Hice una co-curaduría con Yuni Villalonga, Chief Curator del Museo de Coral Gables, para esta institución que la llamamos “For now” (Por ahora), con grandes artistas venezolanos de la diáspora en el sur de la Florida. El “Por ahora” es ese estado temporal en el cual uno llega como migrante y esa temporalidad se convierte muchas veces en permanente. “Por ahora”, frase que tuvo que ver con esa de Hugo Chávez en el primer intento de golpe de Estado del 4 de febrero. Fueron 41 artistas venezolanos que hacen vida en este estado, artistas contemporáneos como Yusef Merhi, Carola Bravo, Rolando Peña,  Karen Starosta, Andreina Fuentes Angarita, Pietro Daprano, Leslie Gabaldón, Milton Becerra; Raúl Amundarain, Patricia Van Dalen, Alberto Cavalieri, María Cristina Carbonell, Rafael Barrios, Lisu Vega, Rafael Rangel, por nombrar una buena parte. La verdad es que fue una exposición que trajo muchísimo público y que coincidió con Art Basel; tuvimos la visita oficial de los representantes de la feria. En simultáneo se inauguró la exposición “El viaje”, realizada en conjunto con el Museo Sefardí de Caracas “Morris E Curiel”, con 18 artistas y 18 textos con el tema de la diáspora judía desde Portugal y España hacia Las Américas. 

También con el Museo de Coral Gables participé en la exposición “Visados Para La Libertad”(producida por David Bittan), relacionado con un proceso que se dio en España durante la segunda guerra mundial, donde diplomáticos españoles ayudaron a personas judías a salir de países donde sus vidas corrían peligro. Con Arts Connection hicimos la exposición “El legado” en homenaje a mi madre, Sofía Ímber, en Pinta con Andreína Fuentes Angarita y Pietro Daprano en la museografía; una exposición que tuvo bastante concurrencia y con muy buena crítica. He curado exposiciones también para espacios privados y galerías, y en Connect One Room la individual de Pietro Daprano.

Sabemos que has realizado estudios de especialización en gerencia y manejo de museos en Estados Unidos. Cuéntanos los detalles de estas especializaciones y cómo piensas aplicar estos nuevos conocimientos en Estados Unidos.

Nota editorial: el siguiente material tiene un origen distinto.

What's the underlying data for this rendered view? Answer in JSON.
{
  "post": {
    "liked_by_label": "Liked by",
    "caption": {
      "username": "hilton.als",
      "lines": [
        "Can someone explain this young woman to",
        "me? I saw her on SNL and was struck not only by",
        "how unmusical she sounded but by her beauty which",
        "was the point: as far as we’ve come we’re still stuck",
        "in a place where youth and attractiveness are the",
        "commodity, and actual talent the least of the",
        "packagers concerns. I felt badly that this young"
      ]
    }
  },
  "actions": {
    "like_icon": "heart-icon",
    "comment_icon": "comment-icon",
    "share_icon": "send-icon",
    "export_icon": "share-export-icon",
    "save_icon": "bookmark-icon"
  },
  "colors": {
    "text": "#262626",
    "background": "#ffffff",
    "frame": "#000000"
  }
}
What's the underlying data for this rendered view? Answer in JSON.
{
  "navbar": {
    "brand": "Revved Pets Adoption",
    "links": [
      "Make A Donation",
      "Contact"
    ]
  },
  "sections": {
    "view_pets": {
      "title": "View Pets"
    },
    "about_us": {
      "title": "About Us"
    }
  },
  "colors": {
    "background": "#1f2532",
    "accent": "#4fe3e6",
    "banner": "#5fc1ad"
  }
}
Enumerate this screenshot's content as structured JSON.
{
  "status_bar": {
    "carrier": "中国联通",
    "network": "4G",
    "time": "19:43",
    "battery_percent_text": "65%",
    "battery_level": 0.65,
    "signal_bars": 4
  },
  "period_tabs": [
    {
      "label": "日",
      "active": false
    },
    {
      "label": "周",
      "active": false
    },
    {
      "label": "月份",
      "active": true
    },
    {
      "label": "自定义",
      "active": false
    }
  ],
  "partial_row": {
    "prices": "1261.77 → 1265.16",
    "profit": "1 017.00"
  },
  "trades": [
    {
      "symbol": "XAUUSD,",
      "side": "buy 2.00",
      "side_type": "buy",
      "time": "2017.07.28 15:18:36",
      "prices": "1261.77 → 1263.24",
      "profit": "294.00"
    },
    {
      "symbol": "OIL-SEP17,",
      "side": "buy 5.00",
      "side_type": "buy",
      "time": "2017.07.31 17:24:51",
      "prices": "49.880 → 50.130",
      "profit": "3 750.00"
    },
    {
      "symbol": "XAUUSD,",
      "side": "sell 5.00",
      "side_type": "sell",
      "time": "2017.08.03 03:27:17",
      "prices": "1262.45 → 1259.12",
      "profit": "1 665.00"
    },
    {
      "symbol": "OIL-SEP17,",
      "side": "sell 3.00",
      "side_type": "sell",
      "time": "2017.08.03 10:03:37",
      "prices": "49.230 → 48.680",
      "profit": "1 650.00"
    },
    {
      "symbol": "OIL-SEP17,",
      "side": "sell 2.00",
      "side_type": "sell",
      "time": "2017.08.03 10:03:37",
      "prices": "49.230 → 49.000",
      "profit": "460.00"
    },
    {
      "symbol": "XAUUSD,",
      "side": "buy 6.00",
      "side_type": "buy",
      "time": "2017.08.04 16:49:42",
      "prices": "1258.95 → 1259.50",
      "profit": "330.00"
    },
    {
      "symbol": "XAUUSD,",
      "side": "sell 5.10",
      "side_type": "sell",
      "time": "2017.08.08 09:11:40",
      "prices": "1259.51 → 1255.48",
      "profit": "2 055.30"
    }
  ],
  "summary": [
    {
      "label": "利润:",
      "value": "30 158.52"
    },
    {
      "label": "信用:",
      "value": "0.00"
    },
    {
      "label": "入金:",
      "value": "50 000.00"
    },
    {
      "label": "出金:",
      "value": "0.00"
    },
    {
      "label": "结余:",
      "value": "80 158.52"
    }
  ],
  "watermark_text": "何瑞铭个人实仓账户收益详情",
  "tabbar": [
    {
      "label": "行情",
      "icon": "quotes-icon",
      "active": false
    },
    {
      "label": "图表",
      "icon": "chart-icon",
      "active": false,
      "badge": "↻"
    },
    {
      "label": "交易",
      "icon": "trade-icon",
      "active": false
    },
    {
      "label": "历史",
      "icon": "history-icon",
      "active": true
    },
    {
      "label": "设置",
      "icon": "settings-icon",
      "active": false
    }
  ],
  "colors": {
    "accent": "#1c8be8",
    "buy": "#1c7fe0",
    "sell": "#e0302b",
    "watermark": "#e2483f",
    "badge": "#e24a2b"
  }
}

Hice mis estudios universitarios en la Universidad Católica Andrés Bello; Comunicación Social, mención Prensa. En el segundo año de la carrera trabajé en las páginas culturales de El Universal y un tiempo en el Diario de Caracas, inclusive después de casada viviendo en Estados Unidos seguí escribiendo para El Universal sobre exposiciones de interés. Hice un postgrado en Administración de Arte en Drexel University en Filadelfia, allí también hice cursos sobre historia del arte en la Universidad de Pensilvania y de apreciación y filosofía  del arte en The Barnes Foundation. En Venezuela, cursos de calidad total en Gerencia Cultural y diversos cursos de especializaciones en museografía. Tengo una experiencia de 11 años en el Museo Jacobo Borges, y anteriormente como Directora de Cultura en la Gobernación de Caracas donde organicé exposiciones (Negret, Adrian Pujol, Bolívar en el Alma Popular), conciertos en avenidas y plazas y talleres de formación. Fui presidente del Teatro San Martin de Caracas. En el 2009 abrí junto a mis socios Isabella Reyna y Miguel Ángel Becerra la galería G7 en el Centro de Arte Los Galpones, la cual se mantuvo abierta inclusive después de mi venida a la Florida.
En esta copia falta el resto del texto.